Ancak bu araştırmanın 'Siyasi Görüş ve Etnik Tanımlama' bölümünde verilen yanıtlara göre ortaya çıkan sonuçlar insanın içini acıtıyor. Şöyle ki:

· 2013 yılında kendini 'muhafazakar, milliyetçi' olarak tanımlayanlar yüzde 60'a ulaşıyor. Oysa bu oran 2011'de yüzde 52'dir, yani 8 puan artış vardır.

· 2013'te kendini 'Cumhuriyetçi, Kemalist, ulusalcı, sosyal demokrat, sosyalist' olarak tanımlayanlar ise yüzde 35 civarındadır. Bu gruptakilerin 2011 toplamı ise yüzde 45 civarındadır, yani 10 puan düşüş görülmektedir.

İşte bu rakamlar 'Türkiye'de tutuculuğun arttığı…' acı gerçeğini önümüze koyuyor. Hatta ülkemizde son 12 yıldan beri iktidarda olan AKP'nin uygulamaları daha çok 'gericilik' tanımlamasına uyduğuna göre, Türkiye'de yükselen tehlike aslında 'gericiliktir…'

Ne yazık ki 'Türkiye'de son aylarda ortaya dökülen ve utanç veren yolsuzluklar…' bile bu siyasal eğilimleri pek fazla etkilemiyor. Ülkemizde 'tutuculuk zihniyeti ve yolsuzluklar can ciğer kuzu sarması olmuş durumda…'

AVRUPA'DAKİ DURUM

Benzer araştırmalar incelendiğinde açıkça görüldüğü gibi AB ülkelerinde yükselen toplumsal değerler 'ilericilik, değişim ve yenilenme' çizgisinde gelişmektedir.

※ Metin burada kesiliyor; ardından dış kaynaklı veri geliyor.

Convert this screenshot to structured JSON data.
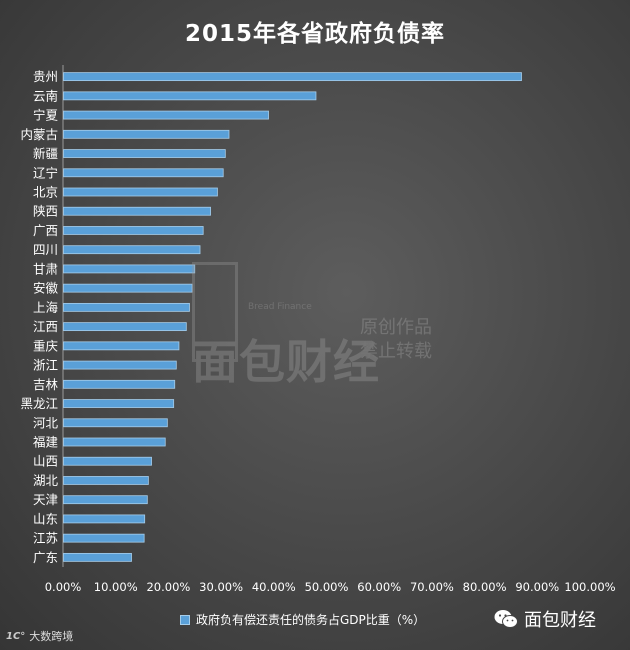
{
  "chart_data": {
    "type": "bar",
    "orientation": "horizontal",
    "title": "2015年各省政府负债率",
    "categories": [
      "贵州",
      "云南",
      "宁夏",
      "内蒙古",
      "新疆",
      "辽宁",
      "北京",
      "陕西",
      "广西",
      "四川",
      "甘肃",
      "安徽",
      "上海",
      "江西",
      "重庆",
      "浙江",
      "吉林",
      "黑龙江",
      "河北",
      "福建",
      "山西",
      "湖北",
      "天津",
      "山东",
      "江苏",
      "广东"
    ],
    "series": [
      {
        "name": "政府负有偿还责任的债务占GDP比重（%）",
        "values": [
          0.87,
          0.48,
          0.39,
          0.315,
          0.308,
          0.304,
          0.293,
          0.28,
          0.266,
          0.26,
          0.25,
          0.245,
          0.24,
          0.234,
          0.22,
          0.215,
          0.212,
          0.21,
          0.198,
          0.194,
          0.168,
          0.162,
          0.16,
          0.155,
          0.154,
          0.13
        ]
      }
    ],
    "xlim": [
      0,
      1.0
    ],
    "ticks": [
      "0.00%",
      "10.00%",
      "20.00%",
      "30.00%",
      "40.00%",
      "50.00%",
      "60.00%",
      "70.00%",
      "80.00%",
      "90.00%",
      "100.00%"
    ],
    "grid": false,
    "legend_position": "bottom",
    "colors": {
      "bar_fill": "#5aa0d8",
      "bar_edge": "#a6cdea",
      "text": "#ffffff"
    }
  },
  "watermark": {
    "logo_text": "面包财经",
    "english": "Bread Finance",
    "line1": "原创作品",
    "line2": "禁止转载"
  },
  "brand": {
    "name": "面包财经",
    "icon": "wechat-icon"
  },
  "source": {
    "icon": "dashu-logo-icon",
    "text": "大数跨境"
  }
}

Hadi diyelim ki bu gelişim konusunda 'Kuzey Avrupa ülkelerinde yaşanan ilerici ve özgürlükçü yaşam uç örnektir…'

Ama Fransa, Almanya ve İngiltere gibi geleneklerin ağır bastığı Avrupa ülkelerinde bile 'toplumsal yaşamda radikal tutuculuk/gericilik istemleri yüzde 20'leri geçmiyor…' Birçok Avrupa ülkesinde sosyal demokrat ve sosyalist partilerin toplam oyları yüzde 50'leri aşıyor.

Özgürlük ve demokrasi değerlerinin korunup geliştirilmesi konusunda çok duyarlı olan Avrupa yurttaşları; 'sosyal demokratlar, sosyalistler ve yeşiller dayanışması' çerçevesinde oluşturdukları güçlü siyasal örgütlerle çağdaş toplumsal yaşamı yönlendiriyorlar…

Ne yazık ki Avrupa'ya özgürlük ve demokrasi penceresinden değil de sadece 'dinsel, etnik ve siyasal tutuculuk' pencerelerinden baktığımız için, oralardaki çağdaş yaşam güzelliklerini bir türlü göremiyoruz…

İLERİCİLERİ BEKLEYEN GÖREVLER

Sözün özü, ülkemizde giderek yükselen 'tutuculuk ve gericilik tehlikesi' karşısında, özgürlük ve demokrasiden yana olan tüm yurttaşların yani 'ilericilerin' daha duyarlı ve daha sorumlu davranmaları gerekiyor.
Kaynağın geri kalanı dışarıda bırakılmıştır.